The early running favored a Haitian side with a well-drilled shape and a willingness to counter quickly. Those measures aren’t particularly novel, but they were effective against an American side unable to find its footing in possession or move the ball quickly enough to break the Haitians down.

End product prevented Haiti from punishing the U.S. for that glacially slow start. Mechack Jerome scraped the top of the bar from a free kick after 10 minutes. Wilde-Donald Guerrier sliced his effort wide of the far post to end a rampaging break. Each of those moments — plus the several forays that yielded lesser opportunities — emboldened the Haitians as they attempted to build upon their surprising 1-1 draw with Panama to open their Group A slate.

Progress proved considerably more difficult for the Americans as they strained to figure out a way to break down Haiti’s 4-2-3-1 shape. The dearth of sharp movement off the ball and the lack of cadence led to precious little through the lines. Haiti closed the ball down well and restricted the ability of Jozy Altidore, Dempsey and Aron Johannsson to collect the ball or combine behind the back four.

Dempsey flickered to life by ending a decent move with a shot off Frantz Bertin’s head, but Johannsson found himself denied by the flag in the best American move of the half. There were neat touches and tidy work in the buildup to create room for Altidore to cut inside in the penalty area. Altidore hesitated to shoot at the first attempt and watched a defender slide over to block his belated effort. Johannsson collected the deflection and slotted home the expected opener, but the assistant referee ruled out the effort for offside.

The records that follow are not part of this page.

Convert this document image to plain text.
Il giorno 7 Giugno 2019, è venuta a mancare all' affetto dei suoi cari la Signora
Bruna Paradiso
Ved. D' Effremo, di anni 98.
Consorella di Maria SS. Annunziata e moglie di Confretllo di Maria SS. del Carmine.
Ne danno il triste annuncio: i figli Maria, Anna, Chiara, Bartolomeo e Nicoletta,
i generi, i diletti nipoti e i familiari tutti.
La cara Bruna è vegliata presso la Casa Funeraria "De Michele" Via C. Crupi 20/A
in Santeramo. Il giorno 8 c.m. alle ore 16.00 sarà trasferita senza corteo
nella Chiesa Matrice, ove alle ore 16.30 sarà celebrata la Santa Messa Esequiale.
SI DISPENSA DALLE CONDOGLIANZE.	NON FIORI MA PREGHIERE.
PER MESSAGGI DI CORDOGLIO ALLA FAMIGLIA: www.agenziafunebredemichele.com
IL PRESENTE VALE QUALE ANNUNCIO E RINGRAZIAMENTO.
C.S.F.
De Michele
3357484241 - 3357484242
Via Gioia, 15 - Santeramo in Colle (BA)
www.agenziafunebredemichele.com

Replays contradicted the assistant referee’s judgment to leave the U.S. particularly frustrated heading into halftime. Klinsmann responded to the first half by throwing Zardes into the fray for Altidore, thrusting Dempsey up front and urging his players to use the wide areas more frequently.

All of those elements rose to the fore two minutes after play resumed to send the Americans in front. Greg Garza played a delicately clipped ball into the area from the left for Zardes to race through the line. Zardes controlled on his chest, reached the end line and pulled back into a promising area. Dempsey swept home from 10 yards to round off the move.

The opening goal bolstered the Americans as they started to exert more influence over the game. The injection of width from Zardes on the left — plus Graham Zusi’s renewed desire to pull toward the touchline on the right — opened operating room for Michael Bradley in the middle and pried open the previously rigid Haitian shape.

Haiti compensated for the revamped dynamic by conceding some compactness in exchange for more opportunities on the break. Nazon, in the midst of a fine performance leading the line, benefited from a good ball over the top to create a one-versus-one opportunity. Guzan worked his angles expertly to block the initial attempt just before the hour and shepherd Nazon too wide to do much of anything with the rebound.

As the second half progressed, the game stretched vertically to allow both teams to take turns on the break. Haiti continued its commitment to finding an equalizer and posed the odd threat, while the Americans searched for that one sequence necessary to sort out the match.

Neither team reached their goal, though it wasn’t through want of trying. Haiti simply found its lack of precision in the final third too difficult to overcome as the Americans navigated through the late stages and secure their desired place in the last eight.